Shoreline-area police departments come together to hold diaper drive

Police officials from Clinton, Guilford, madison and Branford are picturd with staff from Bare Necessities showing off the donations from 2019’s diaper drive.

Last year, several local police departments worked together to collect a whopping 25,000 diapers for families in need, according to Madison police Capt. Joseph Race.

This year, with six local departments and one state police troop participating, they’re trying to beat that number, Race said, adding that police also are collecting wipes.

Police in East Haven, Clinton, Guilford, North Branford, Branford and Madison, as well as Connecticut State Police Troop F, will be collecting donations Feb. 1-15, according to a flyer posted to the North Branford Police Department’s Facebook page. Those who wish to contribute can bring items to any of the participating police stations.

Diaper sizes four to six are most needed, the flyer said, adding that monetary and Amazon wishlist donations also are welcome.

The departments work in conjunction with Bare Necessities, a nonprofit diaper bank in Clinton that serves the Shoreline. While one in three babies have a need for diapers, food stamps cannot be used to purchase them, according to the organization’s website.

Tina Bascom, president of Bare Necessities, said she and her business partner founded the organization in 2015 after a woman approached them at a food pantry in Clinton and asked where she could find diapers for her 9-month-old. After doing some research, Bascom realized there were no diaper banks between Branford and New London.

Now, Bare Necessities provides diapers each month to 375 babies between Branford and Old Saybrook, according to Bascom, who said the organization uses different agencies across town to distribute the items.

“People don’t really know about diaper needs,” she said.
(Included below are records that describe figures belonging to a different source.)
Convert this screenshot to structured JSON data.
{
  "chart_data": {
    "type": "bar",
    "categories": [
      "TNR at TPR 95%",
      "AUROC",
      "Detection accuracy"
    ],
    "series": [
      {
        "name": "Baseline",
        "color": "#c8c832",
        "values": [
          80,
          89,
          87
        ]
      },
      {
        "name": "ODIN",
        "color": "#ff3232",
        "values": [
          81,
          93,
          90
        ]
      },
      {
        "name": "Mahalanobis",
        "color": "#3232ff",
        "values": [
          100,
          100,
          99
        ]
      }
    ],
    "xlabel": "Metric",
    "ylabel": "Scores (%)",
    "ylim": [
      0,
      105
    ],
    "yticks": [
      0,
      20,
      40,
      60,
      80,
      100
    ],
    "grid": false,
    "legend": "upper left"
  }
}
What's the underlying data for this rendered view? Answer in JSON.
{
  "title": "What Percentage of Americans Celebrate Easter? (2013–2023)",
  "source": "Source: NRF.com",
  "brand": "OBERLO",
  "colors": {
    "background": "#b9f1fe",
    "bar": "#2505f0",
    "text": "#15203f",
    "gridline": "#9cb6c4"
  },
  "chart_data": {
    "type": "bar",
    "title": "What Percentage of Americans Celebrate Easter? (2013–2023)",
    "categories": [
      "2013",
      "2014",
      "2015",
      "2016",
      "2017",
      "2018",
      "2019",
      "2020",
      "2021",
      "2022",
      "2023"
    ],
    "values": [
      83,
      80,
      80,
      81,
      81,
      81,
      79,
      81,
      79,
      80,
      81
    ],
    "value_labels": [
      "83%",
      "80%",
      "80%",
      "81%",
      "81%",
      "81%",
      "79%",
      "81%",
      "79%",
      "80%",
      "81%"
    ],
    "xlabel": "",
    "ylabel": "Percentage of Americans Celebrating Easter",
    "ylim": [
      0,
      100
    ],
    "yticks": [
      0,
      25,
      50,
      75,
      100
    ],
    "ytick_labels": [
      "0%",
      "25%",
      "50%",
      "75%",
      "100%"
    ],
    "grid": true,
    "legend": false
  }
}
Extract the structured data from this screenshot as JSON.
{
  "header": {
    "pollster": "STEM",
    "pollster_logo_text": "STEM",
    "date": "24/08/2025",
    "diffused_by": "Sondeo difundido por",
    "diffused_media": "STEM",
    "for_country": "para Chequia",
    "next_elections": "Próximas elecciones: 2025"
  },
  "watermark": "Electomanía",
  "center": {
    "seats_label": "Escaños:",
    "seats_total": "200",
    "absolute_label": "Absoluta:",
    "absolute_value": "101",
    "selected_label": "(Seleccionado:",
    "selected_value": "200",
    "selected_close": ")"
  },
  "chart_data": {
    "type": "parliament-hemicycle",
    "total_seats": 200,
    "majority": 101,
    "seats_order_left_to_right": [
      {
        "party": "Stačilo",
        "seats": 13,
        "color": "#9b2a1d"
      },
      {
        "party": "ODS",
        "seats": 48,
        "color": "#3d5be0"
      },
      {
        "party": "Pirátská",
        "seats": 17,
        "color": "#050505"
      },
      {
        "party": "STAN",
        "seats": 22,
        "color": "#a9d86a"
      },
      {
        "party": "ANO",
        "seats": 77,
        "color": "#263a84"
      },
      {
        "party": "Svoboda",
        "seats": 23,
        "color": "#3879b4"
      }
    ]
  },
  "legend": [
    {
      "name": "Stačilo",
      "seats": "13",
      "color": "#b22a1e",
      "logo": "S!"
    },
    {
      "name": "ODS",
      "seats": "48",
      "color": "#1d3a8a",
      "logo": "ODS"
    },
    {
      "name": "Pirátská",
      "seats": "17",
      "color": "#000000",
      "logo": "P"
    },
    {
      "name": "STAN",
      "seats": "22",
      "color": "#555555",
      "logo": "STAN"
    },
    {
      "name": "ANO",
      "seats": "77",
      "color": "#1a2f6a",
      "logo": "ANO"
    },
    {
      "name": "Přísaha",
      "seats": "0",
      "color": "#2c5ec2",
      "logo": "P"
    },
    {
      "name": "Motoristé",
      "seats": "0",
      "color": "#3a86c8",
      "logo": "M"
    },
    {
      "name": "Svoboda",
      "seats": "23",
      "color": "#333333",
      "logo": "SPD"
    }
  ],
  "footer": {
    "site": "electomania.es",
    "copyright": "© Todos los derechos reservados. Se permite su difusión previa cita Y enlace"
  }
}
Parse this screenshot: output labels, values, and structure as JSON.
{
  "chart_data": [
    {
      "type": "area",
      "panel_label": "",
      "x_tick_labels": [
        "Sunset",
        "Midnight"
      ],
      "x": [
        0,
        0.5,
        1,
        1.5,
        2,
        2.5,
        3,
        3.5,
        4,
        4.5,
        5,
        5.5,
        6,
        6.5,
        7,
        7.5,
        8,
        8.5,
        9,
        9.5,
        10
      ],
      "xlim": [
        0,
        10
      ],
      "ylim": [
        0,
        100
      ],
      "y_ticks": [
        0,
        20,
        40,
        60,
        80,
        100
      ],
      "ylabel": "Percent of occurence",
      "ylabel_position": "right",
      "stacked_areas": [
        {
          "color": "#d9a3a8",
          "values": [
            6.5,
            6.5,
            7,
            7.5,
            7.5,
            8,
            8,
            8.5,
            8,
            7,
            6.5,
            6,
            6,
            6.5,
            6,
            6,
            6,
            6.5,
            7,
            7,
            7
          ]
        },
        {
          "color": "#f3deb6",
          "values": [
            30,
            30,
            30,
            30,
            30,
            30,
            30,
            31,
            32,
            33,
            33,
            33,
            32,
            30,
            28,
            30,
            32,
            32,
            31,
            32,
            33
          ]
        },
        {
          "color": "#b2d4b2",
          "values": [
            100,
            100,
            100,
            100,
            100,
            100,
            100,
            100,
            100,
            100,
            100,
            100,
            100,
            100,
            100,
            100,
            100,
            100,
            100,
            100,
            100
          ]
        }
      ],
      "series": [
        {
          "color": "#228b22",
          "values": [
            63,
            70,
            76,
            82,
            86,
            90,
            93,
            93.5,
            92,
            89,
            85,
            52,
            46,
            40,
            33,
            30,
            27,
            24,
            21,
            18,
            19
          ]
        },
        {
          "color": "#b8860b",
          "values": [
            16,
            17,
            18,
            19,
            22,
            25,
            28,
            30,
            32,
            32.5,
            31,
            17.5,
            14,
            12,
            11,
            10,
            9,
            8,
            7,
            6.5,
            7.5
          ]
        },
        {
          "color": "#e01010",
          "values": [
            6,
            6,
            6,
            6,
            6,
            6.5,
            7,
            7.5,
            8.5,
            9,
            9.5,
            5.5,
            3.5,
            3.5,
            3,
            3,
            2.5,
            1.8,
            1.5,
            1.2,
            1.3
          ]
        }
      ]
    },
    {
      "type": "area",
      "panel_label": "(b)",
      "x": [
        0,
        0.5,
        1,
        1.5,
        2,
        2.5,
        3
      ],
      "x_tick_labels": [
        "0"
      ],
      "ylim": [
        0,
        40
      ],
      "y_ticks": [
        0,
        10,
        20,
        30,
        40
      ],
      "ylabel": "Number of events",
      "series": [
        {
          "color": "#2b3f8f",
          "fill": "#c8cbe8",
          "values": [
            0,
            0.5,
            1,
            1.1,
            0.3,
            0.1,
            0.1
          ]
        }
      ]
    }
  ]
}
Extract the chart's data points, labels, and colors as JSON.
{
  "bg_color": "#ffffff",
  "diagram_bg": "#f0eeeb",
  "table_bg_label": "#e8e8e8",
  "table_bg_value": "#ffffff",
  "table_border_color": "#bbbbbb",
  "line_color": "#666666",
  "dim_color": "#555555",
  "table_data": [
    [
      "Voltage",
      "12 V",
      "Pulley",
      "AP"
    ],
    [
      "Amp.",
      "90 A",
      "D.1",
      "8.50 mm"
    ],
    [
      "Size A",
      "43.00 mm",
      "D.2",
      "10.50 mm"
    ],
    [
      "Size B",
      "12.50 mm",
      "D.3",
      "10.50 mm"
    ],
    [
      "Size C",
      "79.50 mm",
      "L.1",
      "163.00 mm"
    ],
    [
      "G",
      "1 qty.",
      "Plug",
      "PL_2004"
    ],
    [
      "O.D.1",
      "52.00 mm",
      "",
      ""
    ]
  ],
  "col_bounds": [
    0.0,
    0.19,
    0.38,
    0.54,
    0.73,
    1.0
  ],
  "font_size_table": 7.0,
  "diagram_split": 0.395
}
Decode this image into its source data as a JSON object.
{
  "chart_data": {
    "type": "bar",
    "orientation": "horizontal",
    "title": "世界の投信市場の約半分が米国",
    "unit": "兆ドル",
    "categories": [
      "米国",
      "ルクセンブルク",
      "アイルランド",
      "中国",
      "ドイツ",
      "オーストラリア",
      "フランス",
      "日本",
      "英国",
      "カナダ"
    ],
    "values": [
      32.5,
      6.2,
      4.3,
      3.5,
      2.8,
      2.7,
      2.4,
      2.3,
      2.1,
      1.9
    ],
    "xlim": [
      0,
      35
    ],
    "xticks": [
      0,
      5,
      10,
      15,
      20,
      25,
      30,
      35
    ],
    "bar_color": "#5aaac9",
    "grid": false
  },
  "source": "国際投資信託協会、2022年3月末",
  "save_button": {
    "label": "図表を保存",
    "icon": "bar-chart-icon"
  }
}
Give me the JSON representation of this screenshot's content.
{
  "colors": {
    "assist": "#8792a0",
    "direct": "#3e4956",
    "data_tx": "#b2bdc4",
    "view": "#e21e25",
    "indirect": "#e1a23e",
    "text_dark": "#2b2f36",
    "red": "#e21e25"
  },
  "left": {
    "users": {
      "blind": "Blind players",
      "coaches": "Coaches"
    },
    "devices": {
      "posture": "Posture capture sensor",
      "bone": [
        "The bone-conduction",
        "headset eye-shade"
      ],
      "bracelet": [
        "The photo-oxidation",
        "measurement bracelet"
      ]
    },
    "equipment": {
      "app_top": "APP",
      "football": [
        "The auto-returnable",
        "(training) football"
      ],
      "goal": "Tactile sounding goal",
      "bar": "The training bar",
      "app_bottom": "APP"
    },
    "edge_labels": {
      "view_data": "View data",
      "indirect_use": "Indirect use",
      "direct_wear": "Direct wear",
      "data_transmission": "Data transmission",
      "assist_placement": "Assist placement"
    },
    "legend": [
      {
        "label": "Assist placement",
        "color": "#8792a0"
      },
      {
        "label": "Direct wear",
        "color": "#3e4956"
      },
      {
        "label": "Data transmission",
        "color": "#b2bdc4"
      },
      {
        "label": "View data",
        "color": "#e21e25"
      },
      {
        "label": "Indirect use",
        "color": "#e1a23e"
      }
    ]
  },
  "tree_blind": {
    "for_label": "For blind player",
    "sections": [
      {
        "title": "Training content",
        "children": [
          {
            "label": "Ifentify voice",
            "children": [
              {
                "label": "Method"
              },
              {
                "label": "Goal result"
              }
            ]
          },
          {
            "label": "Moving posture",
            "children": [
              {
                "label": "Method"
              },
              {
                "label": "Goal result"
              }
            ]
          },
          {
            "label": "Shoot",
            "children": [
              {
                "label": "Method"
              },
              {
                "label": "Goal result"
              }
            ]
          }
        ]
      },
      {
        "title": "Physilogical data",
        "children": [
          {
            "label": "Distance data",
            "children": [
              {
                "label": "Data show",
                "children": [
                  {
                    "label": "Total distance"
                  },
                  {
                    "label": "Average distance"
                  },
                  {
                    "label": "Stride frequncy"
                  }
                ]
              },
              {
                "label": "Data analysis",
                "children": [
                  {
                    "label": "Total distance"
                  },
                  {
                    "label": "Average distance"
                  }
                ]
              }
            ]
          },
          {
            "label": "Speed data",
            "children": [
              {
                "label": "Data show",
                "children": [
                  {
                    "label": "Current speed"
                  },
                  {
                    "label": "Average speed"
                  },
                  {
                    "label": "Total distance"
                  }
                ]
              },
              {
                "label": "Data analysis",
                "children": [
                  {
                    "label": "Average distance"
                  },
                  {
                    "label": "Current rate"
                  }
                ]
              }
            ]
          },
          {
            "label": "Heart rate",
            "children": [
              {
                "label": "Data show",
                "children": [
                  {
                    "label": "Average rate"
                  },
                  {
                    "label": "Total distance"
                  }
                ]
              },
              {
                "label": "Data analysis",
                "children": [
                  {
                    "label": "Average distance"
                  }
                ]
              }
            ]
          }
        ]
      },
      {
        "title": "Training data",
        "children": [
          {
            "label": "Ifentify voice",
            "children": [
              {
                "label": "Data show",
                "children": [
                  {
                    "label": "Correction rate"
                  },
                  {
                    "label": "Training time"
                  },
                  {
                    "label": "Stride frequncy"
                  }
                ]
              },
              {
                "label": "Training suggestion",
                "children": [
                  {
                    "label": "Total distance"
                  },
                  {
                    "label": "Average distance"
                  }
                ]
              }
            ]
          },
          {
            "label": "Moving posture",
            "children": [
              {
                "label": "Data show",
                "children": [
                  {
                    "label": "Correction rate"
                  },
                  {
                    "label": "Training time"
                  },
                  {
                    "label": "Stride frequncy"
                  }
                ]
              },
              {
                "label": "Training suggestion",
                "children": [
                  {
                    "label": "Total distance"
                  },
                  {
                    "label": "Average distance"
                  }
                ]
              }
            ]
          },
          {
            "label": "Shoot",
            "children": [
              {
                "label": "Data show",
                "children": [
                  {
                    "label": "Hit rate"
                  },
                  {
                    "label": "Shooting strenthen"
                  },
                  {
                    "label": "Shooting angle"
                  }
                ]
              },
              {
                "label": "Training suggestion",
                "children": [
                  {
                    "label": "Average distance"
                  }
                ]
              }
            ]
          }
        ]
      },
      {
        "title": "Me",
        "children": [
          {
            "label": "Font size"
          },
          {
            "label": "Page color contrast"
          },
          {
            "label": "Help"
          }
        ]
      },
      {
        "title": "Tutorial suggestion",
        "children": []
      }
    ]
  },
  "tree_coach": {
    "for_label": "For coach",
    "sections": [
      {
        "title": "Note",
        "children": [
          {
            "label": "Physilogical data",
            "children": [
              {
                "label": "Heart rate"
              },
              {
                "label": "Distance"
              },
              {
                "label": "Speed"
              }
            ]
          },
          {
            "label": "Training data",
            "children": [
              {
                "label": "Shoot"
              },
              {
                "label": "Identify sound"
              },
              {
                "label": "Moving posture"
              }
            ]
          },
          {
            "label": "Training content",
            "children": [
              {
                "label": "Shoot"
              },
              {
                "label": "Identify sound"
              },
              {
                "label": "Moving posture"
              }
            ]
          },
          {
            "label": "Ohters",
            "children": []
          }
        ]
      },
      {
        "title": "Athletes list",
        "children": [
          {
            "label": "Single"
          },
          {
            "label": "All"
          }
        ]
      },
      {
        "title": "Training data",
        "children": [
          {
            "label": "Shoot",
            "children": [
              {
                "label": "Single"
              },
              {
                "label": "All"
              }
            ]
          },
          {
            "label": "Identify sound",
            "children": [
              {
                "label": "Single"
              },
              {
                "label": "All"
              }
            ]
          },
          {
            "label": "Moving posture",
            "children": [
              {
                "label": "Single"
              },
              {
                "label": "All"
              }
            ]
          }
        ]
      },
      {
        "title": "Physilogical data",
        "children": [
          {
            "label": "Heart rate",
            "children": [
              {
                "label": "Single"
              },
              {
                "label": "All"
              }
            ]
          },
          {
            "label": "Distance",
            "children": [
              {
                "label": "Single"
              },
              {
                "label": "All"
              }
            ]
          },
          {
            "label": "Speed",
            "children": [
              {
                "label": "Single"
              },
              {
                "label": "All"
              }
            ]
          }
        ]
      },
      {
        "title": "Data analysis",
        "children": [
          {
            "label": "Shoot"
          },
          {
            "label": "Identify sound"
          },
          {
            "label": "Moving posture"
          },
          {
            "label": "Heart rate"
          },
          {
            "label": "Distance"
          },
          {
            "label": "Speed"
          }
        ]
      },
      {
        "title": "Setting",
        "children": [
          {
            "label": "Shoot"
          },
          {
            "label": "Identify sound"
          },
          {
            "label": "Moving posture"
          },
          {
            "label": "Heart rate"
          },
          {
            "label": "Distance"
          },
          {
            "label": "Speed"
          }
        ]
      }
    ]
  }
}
Not only is the police department diaper drive the organization’s biggest fundraiser, but it also helps raise awareness about the issue along the Shoreline, Bascom said.

“It’s a need we weren’t even aware of until Bare Necessities brought it to our attention,” said Race, adding that families who cannot obtain diapers may have difficulty sending their children to daycare and, in turn, holding a job.

Race said he hopes the department’s efforts will help families in need.

The Madison Police Department has participated in the diaper drive for several years running, according to Race.

In Guilford, it’s the department’s third year helping with the drive, police Chief Jeffrey Hutchinson said.

“We’re happy to participate,” Hutchinson said. “It’s another opportunity for us to basically help the community.”

Hutchinson noted how expensive it is for families to buy diapers, wipes and baby formula.

“I don’t think people realize how taxing it is for parents,” he said, adding that the drive receives a great community response every year.

Two departments, East Haven and North Branford, are new to the team.

Chief Kevin Halloran, who, after years of serving as Branford’s top cop, became chief in North Branford last year, has been participating in the drive since its inception, according to Deputy Chief James Lovelace, who said Halloran brought the idea to his new department.

“It’s another way to help out the community,” Lovelace said.